The sum can be greater than the parts: the buttery creaminess of the garbanzo beans complements the cauliflower, and the toasted, ground coriander seeds season it perfectly. Roasting the cauliflower first also enhances its flavor. Make this big batch and freeze some for later. Serves 6 or so, depending on size of cauliflower.
- 1 c. dry garbanzo beans (3 c. or so, cooked)
- 1 head cauliflower
- 1/3 c. virgin olive oil
- 1 1/2 tsp. salt
- 1 TBS. toasted coriander seed
- Pine nuts and green onions (or chives) for garnish
Cook until tender: > 1 c. garbanzo beans (or use 1-2 cans cooked beans, drained)

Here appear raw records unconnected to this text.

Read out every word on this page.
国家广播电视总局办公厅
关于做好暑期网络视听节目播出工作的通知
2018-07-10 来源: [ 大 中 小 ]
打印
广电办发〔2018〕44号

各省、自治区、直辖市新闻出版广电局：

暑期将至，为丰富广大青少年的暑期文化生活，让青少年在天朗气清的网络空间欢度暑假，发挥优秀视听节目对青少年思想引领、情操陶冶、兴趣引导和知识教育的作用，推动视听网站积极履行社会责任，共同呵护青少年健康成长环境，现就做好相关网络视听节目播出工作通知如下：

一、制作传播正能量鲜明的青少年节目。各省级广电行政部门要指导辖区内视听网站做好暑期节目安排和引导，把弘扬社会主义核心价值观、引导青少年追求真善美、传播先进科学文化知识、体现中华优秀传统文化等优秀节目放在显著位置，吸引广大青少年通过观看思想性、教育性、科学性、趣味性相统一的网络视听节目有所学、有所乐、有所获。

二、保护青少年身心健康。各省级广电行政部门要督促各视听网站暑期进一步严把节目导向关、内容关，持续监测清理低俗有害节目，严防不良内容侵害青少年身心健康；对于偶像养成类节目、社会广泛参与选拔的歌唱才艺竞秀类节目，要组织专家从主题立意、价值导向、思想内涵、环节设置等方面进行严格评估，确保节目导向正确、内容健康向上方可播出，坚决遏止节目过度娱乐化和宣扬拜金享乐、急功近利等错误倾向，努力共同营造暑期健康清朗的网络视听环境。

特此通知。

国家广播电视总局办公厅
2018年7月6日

Set aside the cooked beans when done. Meanwhile, halve the cauliflower head, wrapping loosely in heavy-duty foil. Bake at 375 degrees for 1 hour, using: > 1 head cauliflower
Set roasted cauliflower in a large pressure cooker (or pot). Add boiling water just to cover; bring up to pressure, cooking again for 10 minutes or so. The cauliflower will soften in texture this way and make for a smoother soup.
Meanwhile, toast the coriander seeds for 2-3 minutes in a toaster oven or under broiler (or in a dry, hot pan, stirring constantly): > 1 TBS. coriander seed
Process the coriander seed in a small electric coffee grinder (or a blender, or with a mortar and pestle). Set aside.
Next, strain off and reserve the cooking broth. The core and outer leaves of the cauliflower will pull away easily; discard these. Process the cauliflower tops with the cooked garbanzos. To the processed beans and cauliflower, add: > 1/3 c. virgin olive oil > 1 1/2 tsp. salt > 1 TBS. toasted coriander seed
Add cooking broth back in and reheat, serving with chives or parsley as a garnish. You can also top with extra cauliflower, grilled until tender, and perhaps a sprinkling of pine nuts (toasted or raw).